Delays, Dilutions, and Delusions: Implementing the Dodd-Frank Act
Vermont Law School
November 1, 2013
Chapter in “Restoring Shared Prosperity: A Policy Agenda from Leading Keynesian Economists” (Forthcoming)
Five years ago, the Lehman Brothers bankruptcy filing triggered a run on the shadow banking system, leading to cascading collapses here and abroad (D'Arista & Epstein, 2010). Credit markets froze, the stock market plummeted, residential real estate prices fell, and unemployment climbed to double digits. More than four million homes were lost to foreclosure (Blomquist, 2012). What started as a banking crisis stemming from the use of excess short-term leverage to finance high-risk mortgage-linked securities (Taub, 2011), became an economic crisis and the largest downturn since the Great Depression (FCIC, 2011).
Members of the Bush administration (Paulson, 2008) made the promise of "never again" to justify the extraordinary government interventions to bail out and shore up the very institutions whose risky practices caused the collapse. The promise that the government would prevent future crashes was what helped Bush convince Congress to support the $700 billion Troubled Asset Relief Program, one small piece of the multi-trillion dollar bailout (Herszenhorn, 2008). Members of the Obama administration echoed this promise of never again, assuring the public that if their vision of reform legislation passed, the government would never again bail out the banks (McCarthy, 2010).

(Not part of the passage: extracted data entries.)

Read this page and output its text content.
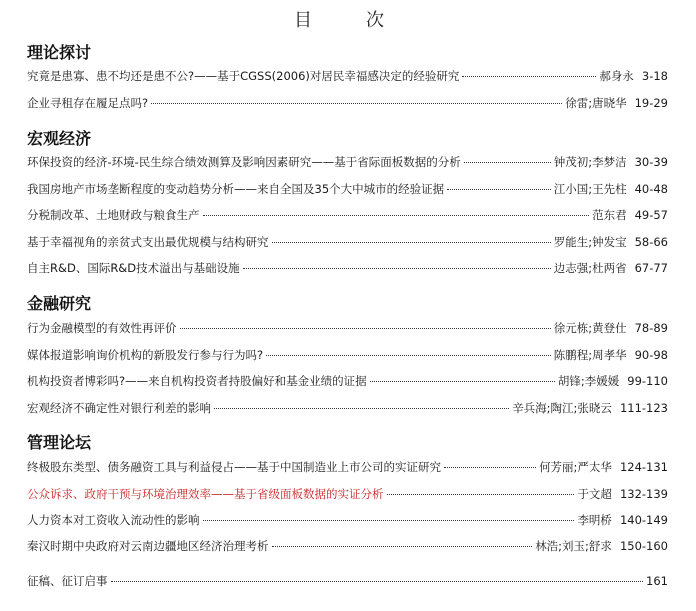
目　次
理论探讨
究竟是患寡、患不均还是患不公?——基于CGSS(2006)对居民幸福感决定的经验研究	郝身永 3-18
企业寻租存在履足点吗?	徐雷;唐晓华 19-29
宏观经济
环保投资的经济-环境-民生综合绩效测算及影响因素研究——基于省际面板数据的分析	钟茂初;李梦洁 30-39
我国房地产市场垄断程度的变动趋势分析——来自全国及35个大中城市的经验证据	江小国;王先柱 40-48
分税制改革、土地财政与粮食生产	范东君 49-57
基于幸福视角的亲贫式支出最优规模与结构研究	罗能生;钟发宝 58-66
自主R&D、国际R&D技术溢出与基础设施	边志强;杜两省 67-77
金融研究
行为金融模型的有效性再评价	徐元栋;黄登仕 78-89
媒体报道影响询价机构的新股发行参与行为吗?	陈鹏程;周孝华 90-98
机构投资者博彩吗?——来自机构投资者持股偏好和基金业绩的证据	胡锋;李媛媛 99-110
宏观经济不确定性对银行利差的影响	辛兵海;陶江;张晓云 111-123
管理论坛
终极股东类型、债务融资工具与利益侵占——基于中国制造业上市公司的实证研究	何芳丽;严太华 124-131
公众诉求、政府干预与环境治理效率——基于省级面板数据的实证分析	于文超 132-139
人力资本对工资收入流动性的影响	李明桥 140-149
秦汉时期中央政府对云南边疆地区经济治理考析	林浩;刘玉;舒求 150-160
征稿、征订启事	161
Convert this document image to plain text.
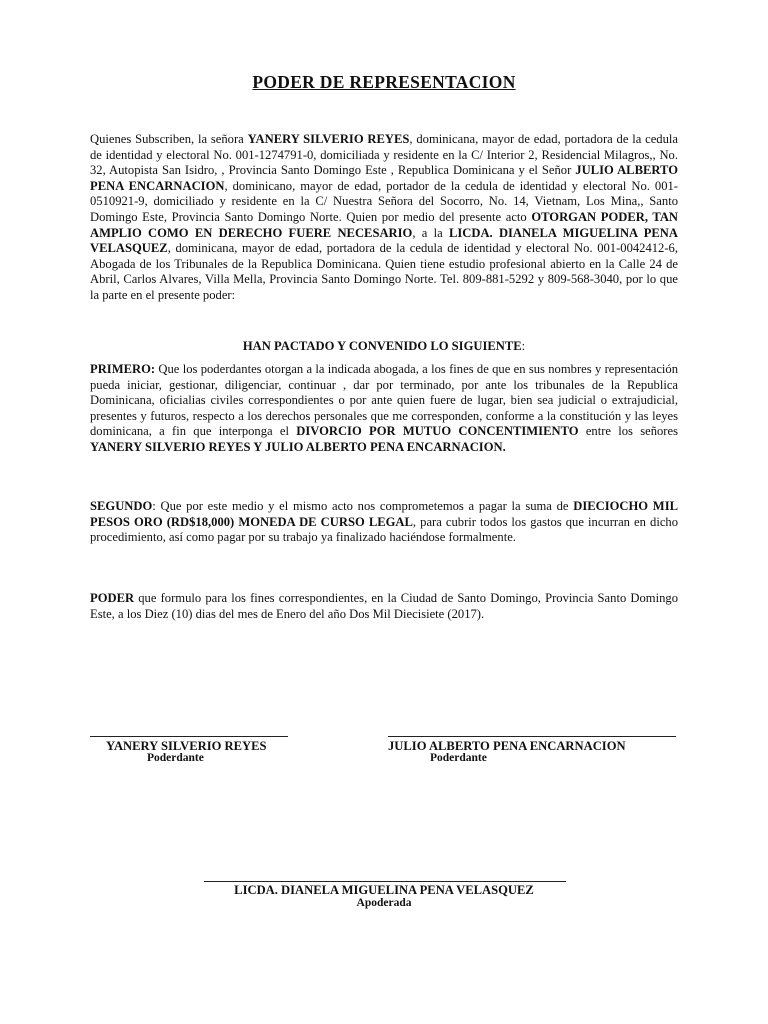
PODER DE REPRESENTACION

Quienes Subscriben, la señora YANERY SILVERIO REYES, dominicana, mayor de edad, portadora de la cedula de identidad y electoral No. 001-1274791-0, domiciliada y residente en la C/ Interior 2, Residencial Milagros,, No. 32, Autopista San Isidro, , Provincia Santo Domingo Este , Republica Dominicana y el Señor JULIO ALBERTO PENA ENCARNACION, dominicano, mayor de edad, portador de la cedula de identidad y electoral No. 001-0510921-9, domiciliado y residente en la C/ Nuestra Señora del Socorro, No. 14, Vietnam, Los Mina,, Santo Domingo Este, Provincia Santo Domingo Norte. Quien por medio del presente acto OTORGAN PODER, TAN AMPLIO COMO EN DERECHO FUERE NECESARIO, a la LICDA. DIANELA MIGUELINA PENA VELASQUEZ, dominicana, mayor de edad, portadora de la cedula de identidad y electoral No. 001-0042412-6, Abogada de los Tribunales de la Republica Dominicana. Quien tiene estudio profesional abierto en la Calle 24 de Abril, Carlos Alvares, Villa Mella, Provincia Santo Domingo Norte. Tel. 809-881-5292 y 809-568-3040, por lo que la parte en el presente poder:

HAN PACTADO Y CONVENIDO LO SIGUIENTE:

PRIMERO: Que los poderdantes otorgan a la indicada abogada, a los fines de que en sus nombres y representación pueda iniciar, gestionar, diligenciar, continuar , dar por terminado, por ante los tribunales de la Republica Dominicana, oficialias civiles correspondientes o por ante quien fuere de lugar, bien sea judicial o extrajudicial, presentes y futuros, respecto a los derechos personales que me corresponden, conforme a la constitución y las leyes dominicana, a fin que interponga el DIVORCIO POR MUTUO CONCENTIMIENTO entre los señores YANERY SILVERIO REYES Y JULIO ALBERTO PENA ENCARNACION.

SEGUNDO: Que por este medio y el mismo acto nos comprometemos a pagar la suma de DIECIOCHO MIL PESOS ORO (RD$18,000) MONEDA DE CURSO LEGAL, para cubrir todos los gastos que incurran en dicho procedimiento, así como pagar por su trabajo ya finalizado haciéndose formalmente.

PODER que formulo para los fines correspondientes, en la Ciudad de Santo Domingo, Provincia Santo Domingo Este, a los Diez (10) dias del mes de Enero del año Dos Mil Diecisiete (2017).

YANERY SILVERIO REYES
Poderdante
JULIO ALBERTO PENA ENCARNACION
Poderdante
LICDA. DIANELA MIGUELINA PENA VELASQUEZ
Apoderada
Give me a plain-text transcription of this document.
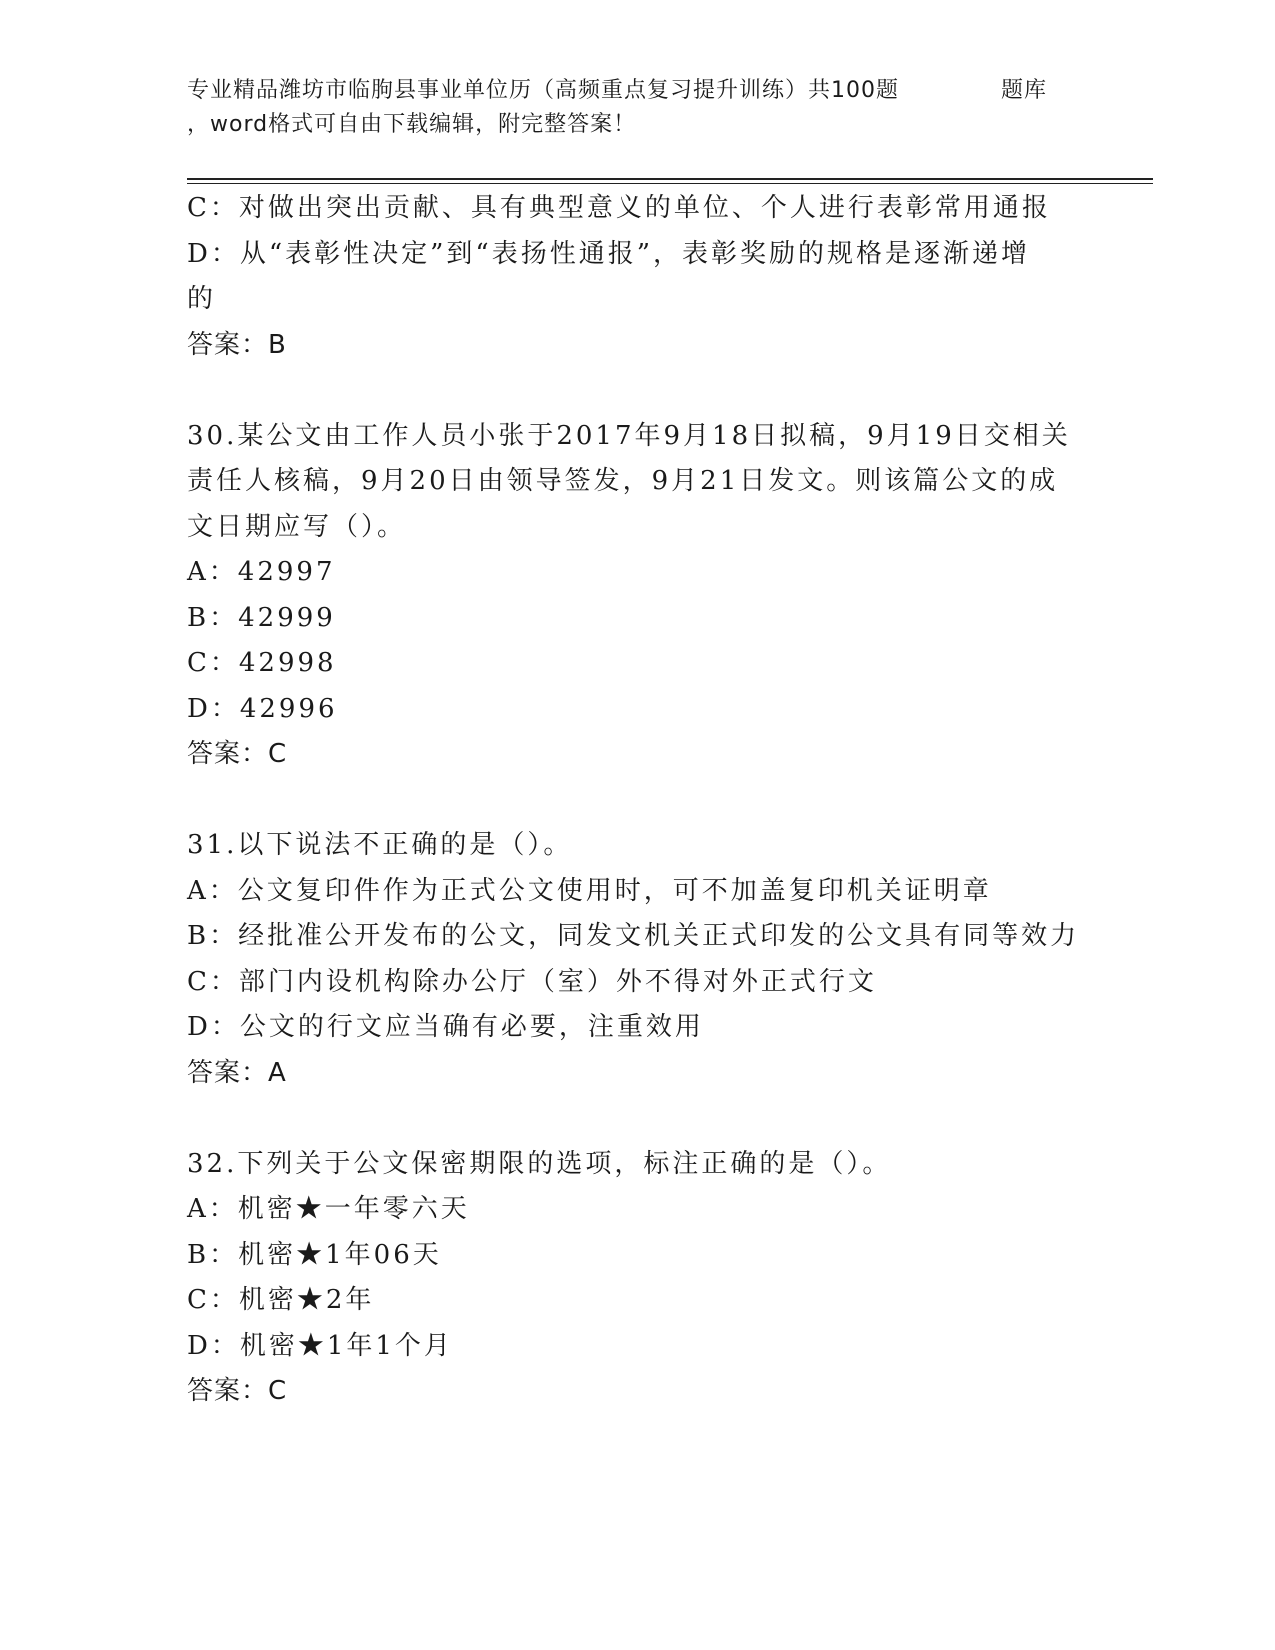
专业精品潍坊市临朐县事业单位历（高频重点复习提升训练）共100题	题库
，word格式可自由下载编辑，附完整答案！
C：对做出突出贡献、具有典型意义的单位、个人进行表彰常用通报
D：从“表彰性决定”到“表扬性通报”，表彰奖励的规格是逐渐递增
的
答案：B
30.某公文由工作人员小张于2017年9月18日拟稿，9月19日交相关
责任人核稿，9月20日由领导签发，9月21日发文。则该篇公文的成
文日期应写（）。
A：42997
B：42999
C：42998
D：42996
答案：C
31.以下说法不正确的是（）。
A：公文复印件作为正式公文使用时，可不加盖复印机关证明章
B：经批准公开发布的公文，同发文机关正式印发的公文具有同等效力
C：部门内设机构除办公厅（室）外不得对外正式行文
D：公文的行文应当确有必要，注重效用
答案：A
32.下列关于公文保密期限的选项，标注正确的是（）。
A：机密★一年零六天
B：机密★1年06天
C：机密★2年
D：机密★1年1个月
答案：C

Yet, today, the top banks are bigger and still borrow excessively in the short-term and overnight markets leaving them vulnerable to large scale, sudden runs. Whereas at the end of 2006, the top six bank holding companies had assets equivalent to 55 percent of GDP (Johnson, 2011), at the end of the second quarter of 2013 their assets were equivalent to 58 percent (National Information Center, 2013 and BEA, 2013). While banks have increased their equity capital slightly, and there are calls by regulators and reformers for even higher requirements, their legal obligation is merely three percent of total non-risk-weighted assets. That allows borrowing of $97 for every $100 in assets, or a 33-1 leverage ratio. Such levels of leverage were a key factor in the 2007-2008 crisis (Admati, DeMarzo, Hellwig & Pfleiderer, 2011), yet both permitted and actual leverage still remains far too high (Admati 2013). Experts like former FDIC Chair Sheila Bair call for a minimum of eight percent (Bair, 2012), and others, such as finance scholars Anat Admati and Martin Hellwig suggest between twenty to thirty percent (Admati & Hellwig, 2013) to help ensure banks internalize, not socialize their losses. In addition to size and leverage, banks are still dangerously interconnected and prone to wholesale runs due to their excessive dependence on short-term, often overnight borrowing through the repurchase agreement (repo) market. Today, repos remain a fragile source of funding (Lew, 2013), with roughly $1.8 trillion in collateral financed through just the tri-party repo segment of the repo market in July 2013 (New York Fed, 2013).